Insurers have been leveraging the art of predictive analysis for centuries. However, these methodologies were more manual, intuition-based, and prone to human errors. With increasing digital transformation through the insurance sector, technology is revamping predictive analytics to make it more effective and accurate. In this post, we will briefly go over the concept of predictive analytics in insurance and witness a few use cases in action.
What is Predictive Analytics in Insurance?
Predictive analytics is a branch of data analytics that deals with interpreting and analyzing data to generate forecasts regarding the risks and probabilities of the events that take place in the future. From its very definition, it becomes abundantly clear that predictive analytics in insurance underwriting can find immense usage in several applications.
Predictive modeling in insurance utilizes techniques like data mining, statistics, artificial intelligence, machine learning, deep learning, and more, to analyze and comprehend data. These findings are then available in the form of highly detailed reports that highlight the level of risks and other factors that may govern policy formulation and underwriting.
4 Use Cases of Predictive Modeling in Insurance
The following are some of the use cases of predictive analytics in insurance:
1. Policy Optimization
Traditionally, policy pricing followed a tiered approach where insurers would adjust the customer against specifications that they deemed them fit. However, as personalization takes the center stage, one can no longer follow the one-size-fits-all model.
With predictive analytics in underwriting, agents can now customize policy plans by tapping into granular customer data. They can gain insights through analyzing historical data to understand customer preferences, price sensitivity, and behavioral signals. Similarly, the policy can accommodate external dynamic factors, such as market conditions, associated risks, risk concentrations, etc. Resultantly, the insurers can then adjust the premiums on a case-to-case basis.
2. Risk and Fraud Detection
Whether you wish to address customer fraud or broker fraud, predictive analytics in insurance can seamlessly prevent both.
For instance, predictive analytics software can collect customer data to extract behavioral information that one can correlate with fraudulent or high-risk activities. It can flag down suspicious customer patterns and alert the insurance agencies in real-time. In fact, businesses can maintain a record of such instances to assign risk scores against problematic clients.
On the other hand, insurance agencies can also use it to tackle internal fraud and application manipulation. It serves as a forensic tool that points towards broker fraud to illicitly maximize commission. Businesses can make use of predictive modeling in insurance to implement transparency and accountability amongst all its agents.
3. Insurance Claims Management
Insurance claims management is a highly data-intensive limb of insurance processing and involves several variables and input points. By using predictive analytics in insurance claims management, insurers can use it to automate, detect fraud, extend self-servicing options, and offer faster payouts. It streamlines and standardizes the end-to-end process with due consideration for disruptive exigencies. Furthermore, such a predictive analytics platform can easily integrate with existing or legacy software, which furthers your attempt at digitalization.
4. Dynamic Customer Engagement
According to a KPMG report, customer experience has emerged as the most vital KPI to measure insurance business performance.
We have already gone into the specifics of how predictive analytics in insurance underwriting will set the stage for customizing services and optimizing policies. That, by itself, lays the foundation for a heightened customer experience and subsequent customer loyalty.

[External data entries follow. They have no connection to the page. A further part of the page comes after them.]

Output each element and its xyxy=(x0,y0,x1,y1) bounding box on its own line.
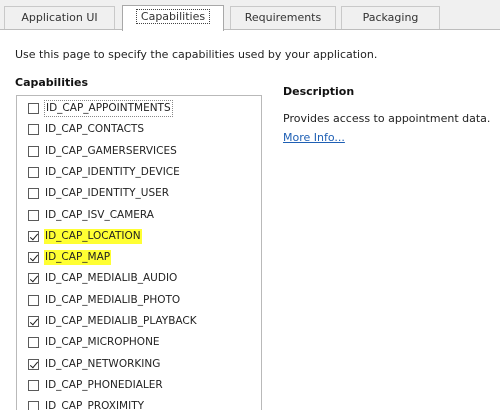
tab-requirements[interactable]: Requirements xyxy=(230,6,336,29)
capabilities-page: Application UI Capabilities Requirements… xyxy=(0,0,500,410)
capability-checkbox[interactable] xyxy=(28,124,39,136)
capability-row[interactable]: ID_CAP_IDENTITY_DEVICE xyxy=(17,162,261,183)
capability-checkbox[interactable] xyxy=(28,145,39,157)
capability-label: ID_CAP_IDENTITY_USER xyxy=(45,187,170,200)
capabilities-list[interactable]: ID_CAP_APPOINTMENTS ID_CAP_CONTACTS ID_CAP… xyxy=(16,95,262,410)
capability-checkbox[interactable] xyxy=(28,379,39,391)
capability-checkbox[interactable] xyxy=(28,273,39,285)
capability-label: ID_CAP_PHONEDIALER xyxy=(45,378,163,391)
tab-strip: Application UI Capabilities Requirements… xyxy=(0,0,500,31)
capability-label: ID_CAP_MEDIALIB_PHOTO xyxy=(45,293,181,306)
tab-packaging[interactable]: Packaging xyxy=(341,6,440,29)
capability-row[interactable]: ID_CAP_PHONEDIALER xyxy=(17,375,261,396)
capability-row[interactable]: ID_CAP_APPOINTMENTS xyxy=(17,98,261,119)
capability-row[interactable]: ID_CAP_ISV_CAMERA xyxy=(17,205,261,226)
intro-text: Use this page to specify the capabilitie… xyxy=(15,48,378,61)
capability-checkbox[interactable] xyxy=(28,252,39,264)
capability-row[interactable]: ID_CAP_LOCATION xyxy=(17,226,261,247)
capability-label: ID_CAP_MAP xyxy=(44,250,112,266)
capability-row[interactable]: ID_CAP_MEDIALIB_AUDIO xyxy=(17,268,261,289)
capability-checkbox[interactable] xyxy=(28,188,39,200)
capability-label: ID_CAP_MEDIALIB_PLAYBACK xyxy=(45,315,197,327)
capability-checkbox[interactable] xyxy=(28,294,39,306)
capability-row[interactable]: ID_CAP_NETWORKING xyxy=(17,354,261,375)
capability-label: ID_CAP_MEDIALIB_AUDIO xyxy=(45,272,178,285)
capability-row[interactable]: ID_CAP_PROXIMITY xyxy=(17,396,261,410)
tab-capabilities-label: Capabilities xyxy=(135,9,211,24)
capability-row[interactable]: ID_CAP_MICROPHONE xyxy=(17,332,261,353)
capability-checkbox[interactable] xyxy=(28,103,39,114)
capability-label: ID_CAP_LOCATION xyxy=(44,228,142,244)
capability-label: ID_CAP_PROXIMITY xyxy=(45,400,145,410)
capabilities-heading: Capabilities xyxy=(15,76,89,89)
tab-packaging-label: Packaging xyxy=(362,11,419,24)
tab-requirements-label: Requirements xyxy=(244,11,322,24)
capability-row[interactable]: ID_CAP_MEDIALIB_PLAYBACK xyxy=(17,311,261,332)
description-heading: Description xyxy=(283,85,355,98)
tab-application-ui-label: Application UI xyxy=(21,11,98,24)
capability-checkbox[interactable] xyxy=(28,316,39,327)
capability-row[interactable]: ID_CAP_MEDIALIB_PHOTO xyxy=(17,290,261,311)
capability-row[interactable]: ID_CAP_MAP xyxy=(17,247,261,268)
capability-label: ID_CAP_MICROPHONE xyxy=(45,336,160,349)
tab-application-ui[interactable]: Application UI xyxy=(4,6,115,29)
capability-label: ID_CAP_IDENTITY_DEVICE xyxy=(45,165,180,178)
capability-label: ID_CAP_APPOINTMENTS xyxy=(44,100,173,117)
capability-row[interactable]: ID_CAP_IDENTITY_USER xyxy=(17,183,261,204)
description-text: Provides access to appointment data. xyxy=(283,112,491,125)
capability-label: ID_CAP_GAMERSERVICES xyxy=(45,144,177,157)
capability-label: ID_CAP_ISV_CAMERA xyxy=(45,208,154,221)
capability-checkbox[interactable] xyxy=(28,166,39,178)
capability-checkbox[interactable] xyxy=(28,358,39,370)
capability-checkbox[interactable] xyxy=(28,337,39,349)
tab-capabilities[interactable]: Capabilities xyxy=(122,5,224,31)
capability-checkbox[interactable] xyxy=(28,401,39,410)
capability-row[interactable]: ID_CAP_GAMERSERVICES xyxy=(17,141,261,162)
capability-checkbox[interactable] xyxy=(28,209,39,221)
capability-label: ID_CAP_CONTACTS xyxy=(45,123,144,136)
capability-label: ID_CAP_NETWORKING xyxy=(45,357,161,370)
more-info-link[interactable]: More Info... xyxy=(283,131,345,144)
capability-row[interactable]: ID_CAP_CONTACTS xyxy=(17,119,261,140)
capability-checkbox[interactable] xyxy=(28,230,39,242)
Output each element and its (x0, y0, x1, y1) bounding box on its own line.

However, there are other ways through which companies can use predictive analytics in insurance to drive customer engagement. For example, predictive analysis can help comprehend user intent when they approach customer service. Similarly, predictive analytics-driven automation can streamline the claims settlement process and make it painless. As a matter of fact, one can even leverage predictive analytics to understand application abandonment issues and take corrective measures to fix them!
All in all, such proactive measures will improve customer engagement levels.
With the maturation of data-driven analytical technology, predictive modeling in insurance is bound to grow at an accelerated rate. At the same time, embracing predictive analytics in insurance could be the key to thriving in this highly competitive market. Companies that exploit this positive trend will naturally manage to be successful in increasing their market share while boosting customer loyalty.